Expression profile of genes involved in redox homeostasis in the shoots of Lotus japonicus plants exposed to drought or salt stress. Gene up-regulation (>two-fold) and down-regulation (<0.5-fold) are indicated in red and blue, respectively. Gene IDs are given according to the L. japonicus MG-20 genome v3.0 and data were retrieved from the L. japonicus Expression Atlas (Lotus Base; https://lotus.au.dk). Transcriptomic data under salt and drought stress were published, respectively, by Sanchez et al., (2008) and Díaz et al., (2010). Abbreviations: ALDH, aldehyde dehydrogenase; AR, alkenal reductase; DR, dehydroascorbate reductase; Glb, phytoglobin; Grx, glutaredoxin; GSHS, glutathione synthetase; GSTU, glutathione transferase tau family; Msr, methionine sulfoxide reductase.

Fig. 4.

Expression profile of genes involved in redox homeostasis in the roots and shoots of Medicago truncatula plants exposed to drought or salt stress. Gene up-regulation (>two-fold) and down-regulation (<0.5-fold) are indicated in red and blue, respectively. Gene IDs are given according to the M. truncatula genome v4.0. Transcriptomic data of roots and shoots under drought stress were retrieved from the Gene Expression Atlas (https://mtgea.noble.org/v3/) and those of salt stress in the roots were published by Li et al., (2009). Gene sequences were obtained from Legume IP (http://plantgrn.noble.org/LegumeIP/gdp/), except for Gpx1-2 and GSTU19, which were obtained from GenBank.
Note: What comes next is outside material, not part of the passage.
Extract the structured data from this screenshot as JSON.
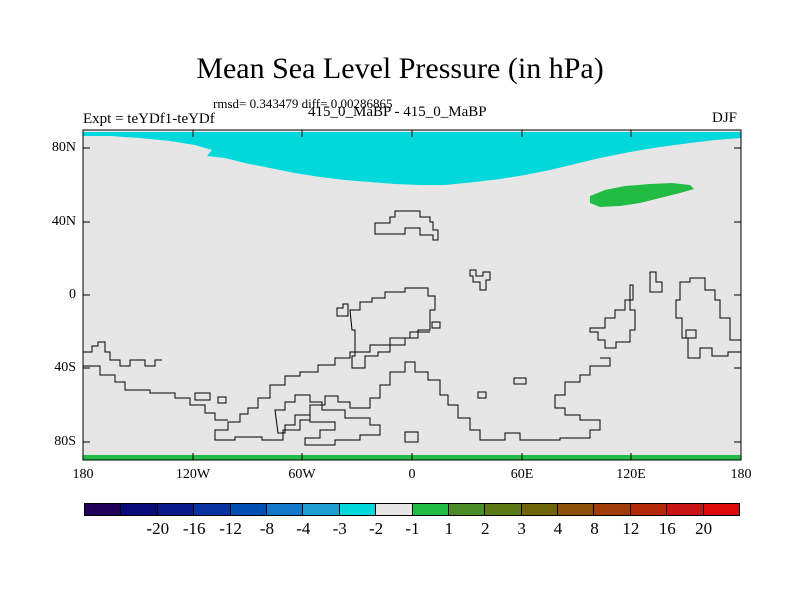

The probes used to determine gene expression profiles are listed in Table 1. Abbreviations: AKR, aldo-keto reductase; ALDH, aldehyde dehydrogenase; Apx, ascorbate peroxidase; AOR, alkenal/one oxidoreductase; DR, dehydroascorbate reductase; γECS, γ-glutamylcysteine synthetase; GalDH, L-galactono-1,4-lactone dehydrogenase; GGP, GDP-L-galactose phosphorylase; Glb, phytoglobin; GLX, glyoxalase; Gpx, glutathione peroxidase; GR, glutathione reductase; Grx, glutaredoxin; GSHS, glutathione synthetase; GSNOR, S-nitrosoglutathione reductase; GSTU, glutathione S-transferase tau family; hGSHS, homoglutathione synthetase; Lb, leghemoglobin; MR, monodehydroascorbate reductase; Msr, methionine sulfoxide reductase; Prx, peroxiredoxin; SOD, superoxide dismutase; Trx, thioredoxin.

Fig. 5.

Expression profiles of genes involved in redox homeostasis in nodules of Lotus japonicus and Medicago truncatula following two or four days of drought stress. Gene up-regulation (>two-fold) and down-regulation (<0.5-fold) are indicated in red and blue, respectively. Expression data were retrieved from LegumeIP v3 (http://plantgrn.noble.org/LegumeIP/gdp/) and Sańko-Sawczenko et al., (2019). Abbreviations: ALDH, aldehyde dehydrogenase; Glb, phytoglobin; Grx, glutaredoxin; GSTU, glutathione transferase tau family; Lb, leghemoglobin; Prx, peroxiredoxin; SOD, superoxide dismutase; Trx, thioredoxin.